Has this ever happened to you? You are knitting away on some project and having a grand old time and then something tramatic/emotional/sad happens in your life while you are knitting on said project. Maybe for example someone you love is in the hospital and you bring your knitting to work on while waiting around hospital corridors. So you work on your project and you are comforted and it does help pass the time. And you think to yourself, thank god for my knitting. Without it I would be sitting in this overheated waiting room with nothing to do!
And it is so true, knitting has gotten me through sickness (mine and others), natural disasters, divorce, births and deaths and lots of things that I can’t remember at this moment. It has brought me comfort while I go through life and hit the bumps that everyone hits now and then. But the projects almost never survive the crisis. It’s like the worry and emotion go directly into the project and become so entwined with it that you can not separate it no matter what you do.

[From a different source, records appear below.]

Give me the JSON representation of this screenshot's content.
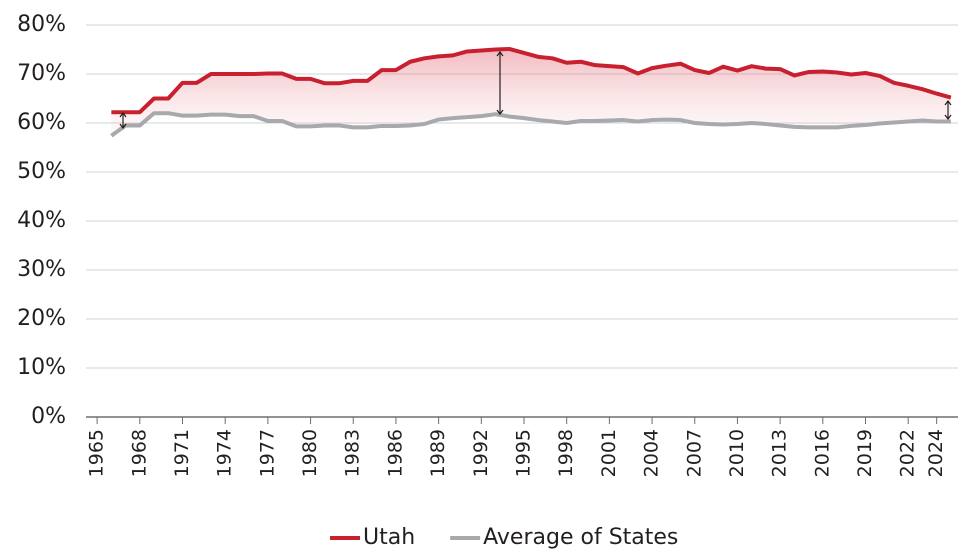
{
  "chart_data": {
    "type": "line",
    "x": [
      1966,
      1967,
      1968,
      1969,
      1970,
      1971,
      1972,
      1973,
      1974,
      1975,
      1976,
      1977,
      1978,
      1979,
      1980,
      1981,
      1982,
      1983,
      1984,
      1985,
      1986,
      1987,
      1988,
      1989,
      1990,
      1991,
      1992,
      1993,
      1994,
      1995,
      1996,
      1997,
      1998,
      1999,
      2000,
      2001,
      2002,
      2003,
      2004,
      2005,
      2006,
      2007,
      2008,
      2009,
      2010,
      2011,
      2012,
      2013,
      2014,
      2015,
      2016,
      2017,
      2018,
      2019,
      2020,
      2021,
      2022,
      2023,
      2024,
      2025
    ],
    "series": [
      {
        "name": "Utah",
        "color": "#c8202f",
        "values": [
          62.2,
          62.2,
          62.2,
          65,
          65,
          68.2,
          68.2,
          70,
          70,
          70,
          70,
          70.1,
          70.1,
          69,
          69,
          68.1,
          68.1,
          68.6,
          68.6,
          70.8,
          70.8,
          72.5,
          73.2,
          73.6,
          73.8,
          74.6,
          74.8,
          75,
          75.1,
          74.3,
          73.5,
          73.2,
          72.3,
          72.5,
          71.8,
          71.6,
          71.4,
          70.1,
          71.2,
          71.7,
          72.1,
          70.8,
          70.2,
          71.5,
          70.7,
          71.6,
          71.1,
          71,
          69.7,
          70.4,
          70.5,
          70.3,
          69.9,
          70.2,
          69.6,
          68.2,
          67.6,
          66.9,
          66,
          65.2
        ]
      },
      {
        "name": "Average of States",
        "color": "#a7a9ac",
        "values": [
          57.4,
          59.5,
          59.5,
          62,
          62,
          61.5,
          61.5,
          61.7,
          61.7,
          61.4,
          61.4,
          60.4,
          60.4,
          59.3,
          59.3,
          59.5,
          59.5,
          59.1,
          59.1,
          59.4,
          59.4,
          59.5,
          59.8,
          60.7,
          61,
          61.2,
          61.4,
          61.8,
          61.3,
          61,
          60.6,
          60.3,
          60,
          60.4,
          60.4,
          60.5,
          60.6,
          60.3,
          60.6,
          60.7,
          60.6,
          60,
          59.8,
          59.7,
          59.8,
          60,
          59.8,
          59.5,
          59.2,
          59.1,
          59.1,
          59.1,
          59.4,
          59.6,
          59.9,
          60.1,
          60.3,
          60.5,
          60.3,
          60.3
        ]
      }
    ],
    "xlim": [
      1964.5,
      2025.5
    ],
    "xticks": [
      1965,
      1968,
      1971,
      1974,
      1977,
      1980,
      1983,
      1986,
      1989,
      1992,
      1995,
      1998,
      2001,
      2004,
      2007,
      2010,
      2013,
      2016,
      2019,
      2022,
      2024
    ],
    "ylim": [
      0,
      80
    ],
    "yticks": [
      {
        "value": 0,
        "label": "0%"
      },
      {
        "value": 10,
        "label": "10%"
      },
      {
        "value": 20,
        "label": "20%"
      },
      {
        "value": 30,
        "label": "30%"
      },
      {
        "value": 40,
        "label": "40%"
      },
      {
        "value": 50,
        "label": "50%"
      },
      {
        "value": 60,
        "label": "60%"
      },
      {
        "value": 70,
        "label": "70%"
      },
      {
        "value": 80,
        "label": "80%"
      }
    ],
    "grid": true,
    "legend": "bottom"
  }
}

My most recent case in point, my Kai-Mei socks. I loved the pattern, loved the yarn and I had completed one sock, and had immediately started the second. I was about at the halfway point, I had turned the heel and was about to pick up the stitches of the gusset, when wham, I ran into life. Or should I say life ran into to me. Someone who I loved very much was moving several provinces away and due to difficult circumstances I didn’t know when I would see this person again. It was harsh. I dreaded it for months. And the day finally came that I had to say goodbye, and I brought along the sock. I said goodbye, and we drove away, and I started to knit. And I completely messed up the gusset. But I couldn’t stop knitting. I knew that I was going to have to rip back everything I was doing but I really didn’t care. I just needed to knit. When I got home I was too upset to think about the sock, so I dumped it into my knitting basket to deal with later.

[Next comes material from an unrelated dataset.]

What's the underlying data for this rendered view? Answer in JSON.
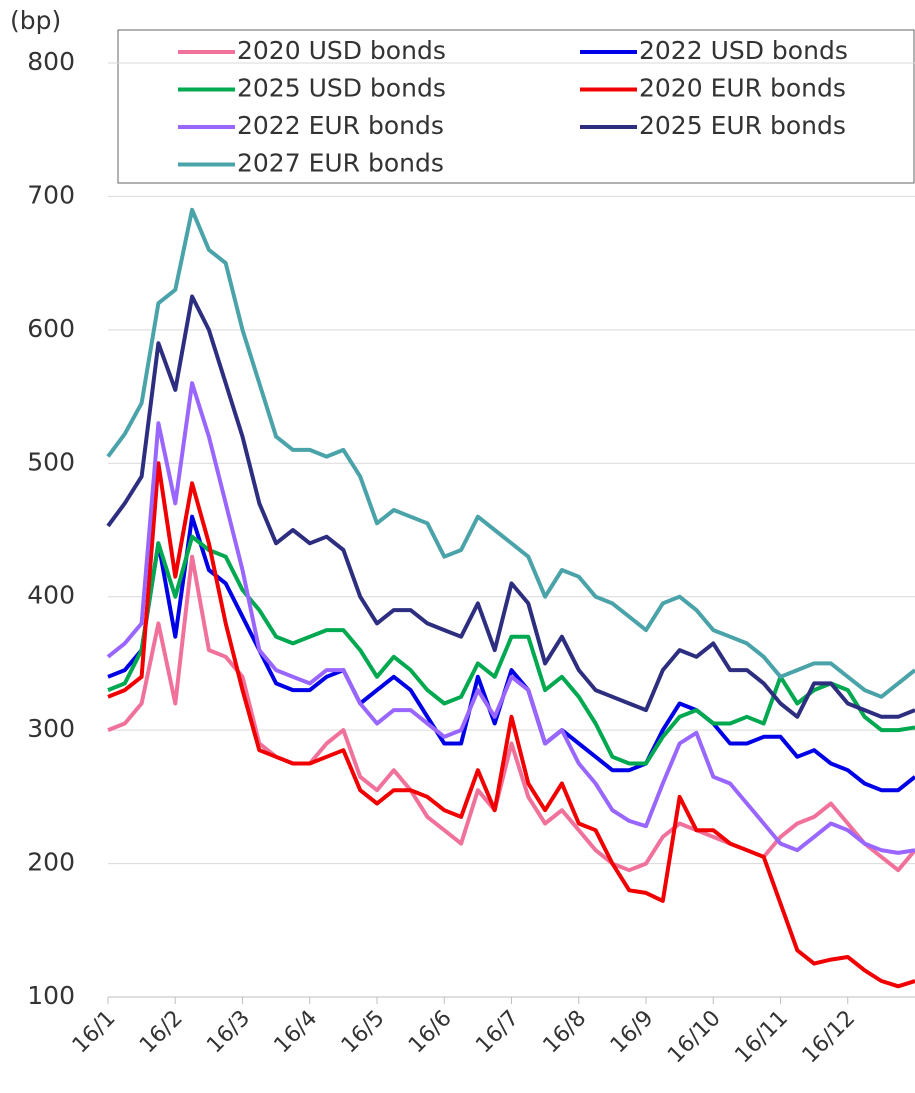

That was five months ago. Every once in a while I see it and I think that I should really get that sock sorted out and finish it. But I always manage to think of more urgent knitting that must be done. And it finally occurred to me today as I looked at it sadly lying in the basket that it had happened again. The bad vibes. I didn’t want to touch the socks, knit them, look at them. And I certainly didn’t want to finish them and wear them. I had knit the bad vibes into the sock and that was that.
So I am going to rip them out. Maybe I can make something else with the yarn, or maybe not. We’ll see.
My only question is, if I hadn’t been knitting that day, where would the bad vibes have gone?